During the 2014 session, the Kansas Supreme Court ordered the Legislature to increase equalization funding for capital outlay and local option budgets, saying the old formula was unconstitutional because it forced poor districts to either cut programs or levy higher taxes to achieve funding levels comparable to those of wealthy districts. But the cost of increasing the equalization formula proved to be more costly than anticipated.

“We have got to make structural reforms to the (school finance) formula, and we will be working with legislators to do that,” Sullivan said. “Because we cannot continue to sustain $60 to $80 million of increases year over year to nonclassroom spending to those three categories.”

Sullivan said the administration was also surprised by an additional $46 million in projected Medicaid expenses this year.

The largest of the proposed transfers is $95.7 million out of the state highway fund to the general fund.

Sullivan said that was made possible because the interest rates on bonds issued to fund road projects have come in lower than expected, and the bids on many projects have also come in below projections. As a result, he said, the sweep will not affect any projects planned under the 10-year highway program known as T-Works.

Other fund sweeps include $55 million in pharmacy rebates from the state’s Medicaid program and $14.5 million from the Kansas Endowment for Youth, or KEY fund, which receives the state’s share of tobacco settlement money, and $500,000 from the Children’s Initiatives Fund.

Money from the KEY fund is typically transferred to the CIF to pay for specialized projects involving children’s health and early-childhood education.

Sullivan said those two sweeps should not affect any of the projects being funded this year. He said the KEY fund received more tobacco money than was expected this year, and the sweep out of the CIF is only a small part of the $55 million that was appropriated this year.

But Christie Appelhanz, vice president of the advocacy group Kansas Action for Children, said she was disappointed by the action.

“Just a few months ago, Gov. Brownback vetoed a transfer of $5 million from the KEY Fund, saying that fund was established specifically for early-childhood programs and should remain available for such purposes in the future,” Appelhanz said. “We’re deeply distressed by the governor’s change of heart. The current budget crisis is of his own making, and it shouldn’t be paid for by our state’s youngest and most vulnerable children.”

The $40.7 million cut in KPERS contributions means the state will be contributing only 9.5 percent of employees’ salaries into the pension system instead of the 12.12 percent that was budgeted.

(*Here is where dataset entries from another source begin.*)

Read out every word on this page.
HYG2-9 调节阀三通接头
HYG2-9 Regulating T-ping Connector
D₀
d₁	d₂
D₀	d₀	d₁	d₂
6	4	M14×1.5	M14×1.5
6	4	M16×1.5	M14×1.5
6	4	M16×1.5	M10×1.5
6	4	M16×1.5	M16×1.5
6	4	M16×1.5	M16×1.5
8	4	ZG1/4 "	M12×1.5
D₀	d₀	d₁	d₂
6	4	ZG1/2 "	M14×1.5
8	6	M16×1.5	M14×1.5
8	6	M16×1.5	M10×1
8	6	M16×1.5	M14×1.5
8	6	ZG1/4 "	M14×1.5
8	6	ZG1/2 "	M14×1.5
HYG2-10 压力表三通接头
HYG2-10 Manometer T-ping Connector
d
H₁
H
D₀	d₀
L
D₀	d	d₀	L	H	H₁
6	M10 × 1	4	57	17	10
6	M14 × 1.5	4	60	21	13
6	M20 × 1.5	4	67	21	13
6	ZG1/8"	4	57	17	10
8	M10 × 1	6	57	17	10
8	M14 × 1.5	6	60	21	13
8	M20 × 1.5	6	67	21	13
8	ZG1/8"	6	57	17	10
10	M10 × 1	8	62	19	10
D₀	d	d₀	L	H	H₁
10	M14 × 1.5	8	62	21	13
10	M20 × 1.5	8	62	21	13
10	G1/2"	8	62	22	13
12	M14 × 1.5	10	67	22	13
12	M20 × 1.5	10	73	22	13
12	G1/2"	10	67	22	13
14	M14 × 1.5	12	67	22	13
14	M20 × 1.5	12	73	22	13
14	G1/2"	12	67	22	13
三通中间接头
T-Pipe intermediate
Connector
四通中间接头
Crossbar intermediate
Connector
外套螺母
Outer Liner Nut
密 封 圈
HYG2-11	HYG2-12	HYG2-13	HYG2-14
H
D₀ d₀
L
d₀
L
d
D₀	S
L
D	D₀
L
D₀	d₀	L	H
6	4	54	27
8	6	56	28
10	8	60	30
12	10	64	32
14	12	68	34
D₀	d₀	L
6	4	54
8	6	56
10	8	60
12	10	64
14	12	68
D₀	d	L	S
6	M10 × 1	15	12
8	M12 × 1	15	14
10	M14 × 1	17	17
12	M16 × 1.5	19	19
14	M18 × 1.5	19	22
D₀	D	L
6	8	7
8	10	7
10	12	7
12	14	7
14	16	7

In 2012, lawmakers passed a major overhaul of the KPERS system to address a long-term, unfunded liability. It included increased contributions from both the state and current employees, as well as a change that results in reduced retirement benefits for employees hired after the first of this year.

Sullivan said the cut in KPERS payments this year is only a short-term fix, and the administration believes there needs to be additional changes to the system.

“That one, I’ll say, is the same as schools. We need to make additional reforms to KPERS,” Sullivan said. “There are a couple of ideas that have been out there between legislators we’ve talked to, so we’ll be studying those over the next couple of months.”

Among the ideas that have been proposed is to convert KPERS to a 401(k)-style defined contribution plan, an idea that employee groups and teachers unions have strongly opposed.